Все разъехались, один Фотий жил еще несколько дней в Вильне, стараясь, как вероятно, о присоединении Киевской Митрополии к Московской, наконец, отпущенный с ласкою, сведал в Новогродке о смерти Витовта, случившаяся в октябре 1430 года. Сей Князь, тогда славнейший из Государей северной Европы, был для нашего отечества ужаснее Гедимина и Ольгерда, своими завоеваниями стеснив пределы России на юге и западе. В теле малом вмещал душу великую, умел пользоваться случаем и временем, повелевать народом и князьями, награждать и наказывать. За столом, в дороге, на охоте занимался делами, обогащая казну войною и торговлею, собирая несметное множество серебра, золота, расточал оные щедро, но всегда с пользою для себя. Человеколюбия не ведал; смеялся над правилами Государственного нравоучения, ныне давал, завтра отнимал без вины. не искал любви, довольствуясь страхом. В пирах отличался трезвостью и подобно Ольгерду не пил ни вина, ни крепкого меда, но любил жен и нередко, оставляя рать в поле, обращал коня к дому, чтобы лететь в объятия юной супруги.

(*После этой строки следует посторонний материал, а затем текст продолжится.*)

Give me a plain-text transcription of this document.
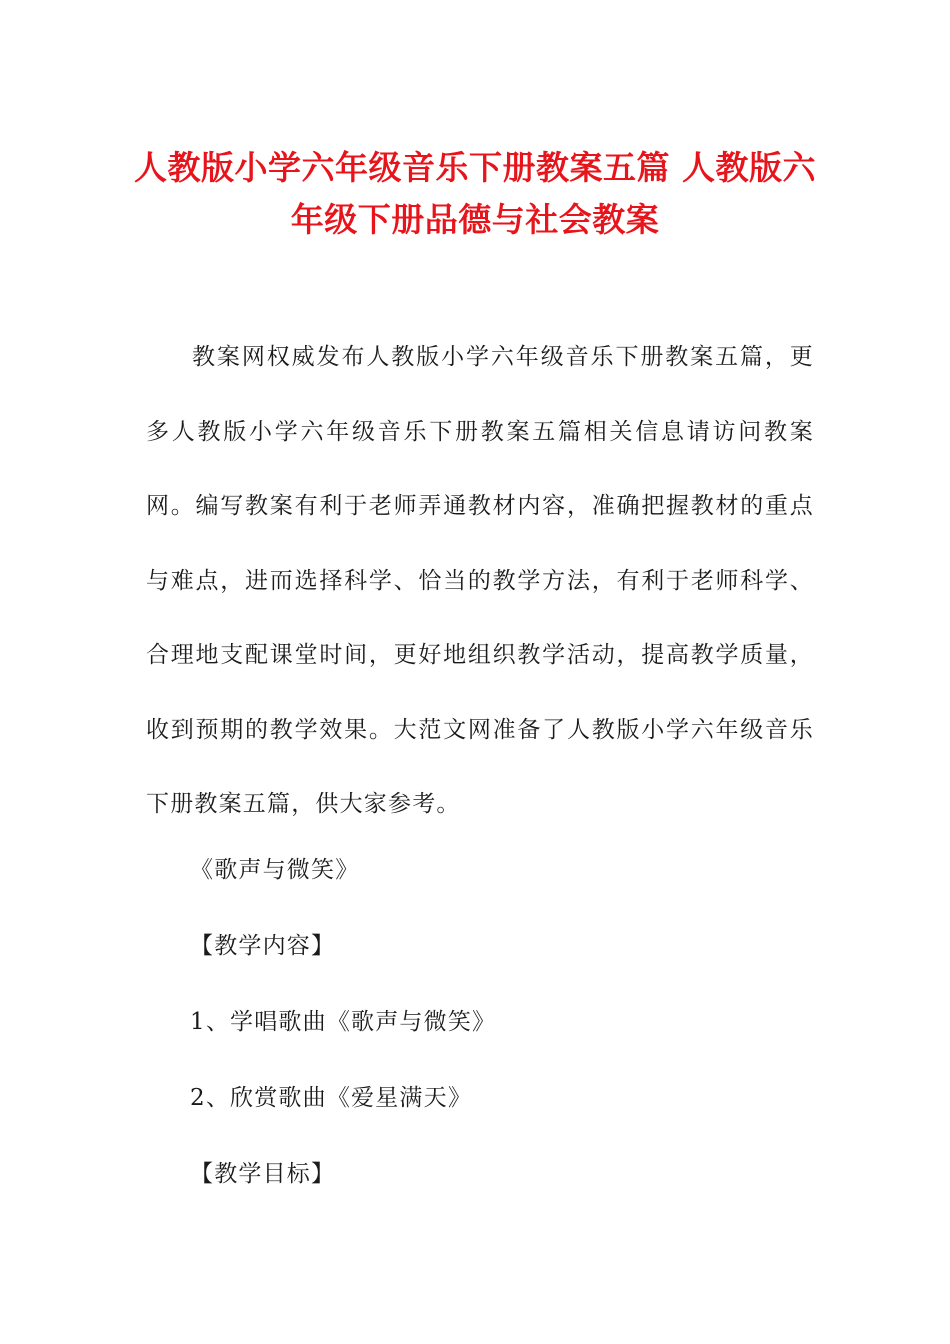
人教版小学六年级音乐下册教案五篇 人教版六年级下册品德与社会教案

教案网权威发布人教版小学六年级音乐下册教案五篇，更多人教版小学六年级音乐下册教案五篇相关信息请访问教案网。编写教案有利于老师弄通教材内容，准确把握教材的重点与难点，进而选择科学、恰当的教学方法，有利于老师科学、合理地支配课堂时间，更好地组织教学活动，提高教学质量，收到预期的教学效果。大范文网准备了人教版小学六年级音乐下册教案五篇，供大家参考。

《歌声与微笑》

【教学内容】

1、学唱歌曲《歌声与微笑》

2、欣赏歌曲《爱星满天》

【教学目标】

С ним, по словам Историка Польского, воссияла и затмилась слава народа Литовского, к счастью России, которая без сомнения погибла бы навеки, если бы Витовтовы преемники имели его ум и славолюбие. Но Свидригайло, брат Ягайлов, и Сигизмунд, сын Кестутиев, один после другого властвовав над Литвою, изнуряли только ее силы междоусобием, войнами с Польшею, тиранством и грабительством.

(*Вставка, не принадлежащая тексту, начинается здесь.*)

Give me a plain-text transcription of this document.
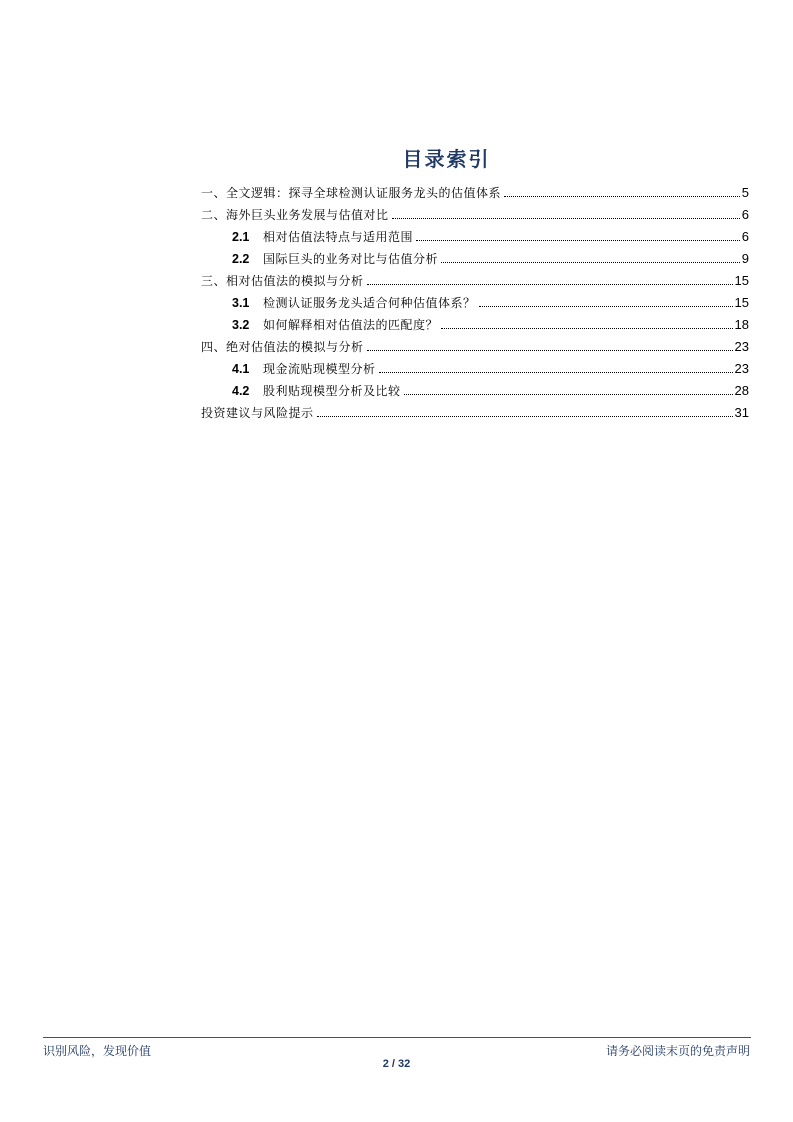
目录索引
一、全文逻辑：探寻全球检测认证服务龙头的估值体系	5
二、海外巨头业务发展与估值对比	6
2.1	相对估值法特点与适用范围	6
2.2	国际巨头的业务对比与估值分析	9
三、相对估值法的模拟与分析	15
3.1	检测认证服务龙头适合何种估值体系？	15
3.2	如何解释相对估值法的匹配度？	18
四、绝对估值法的模拟与分析	23
4.1	现金流贴现模型分析	23
4.2	股利贴现模型分析及比较	28
投资建议与风险提示	31
识别风险，发现价值	请务必阅读末页的免责声明
2 / 32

Свидригайло, зять Князя Тверского, Бориса, всегда омраченный парами вина, служил примером ветрености и неистовства, однако ж был любим Россиянами за его благоволение к Вере Греческой. Брат Витовтов, Сигизмунд, изгнав Свидригайла - бывшего потом несколько лет пастухом в Молдавии - господствовал как ужаснейший из тиранов и, опаленный страстью златолюбия, губил вельмож, купцов, богатых граждан, чтобы овладеть их достоянием. Не веря людям, вместо стражи держал при себе диких зверей и не мог спастись от ножа убийц: Князья Иоанн и Александр Черторижские, внуки Ольгердовы, умертвили сего изверга, коего преемником был (в 1440 году) сын Ягайлов, Казимир. А добродушный сын Сигизмундов, Михаил, умер изгнанником в России, отравленный каким-то злодеем по наущению вельмож Литовских, как думали.
Новгородцы в 1431 году заключили мирный договор с Свидригайлом, а в 1436 с Сигизмундом.
* * *
Год спустя после смерти Втовта, в 1431 году, в Москве скончался митрополит Фотий. В Литве к власти пришел свояк князя Юрия Дмитриевича, Свидригайло, и у Василия II уже не хватало сил противостоять врагам союзных с Литвой.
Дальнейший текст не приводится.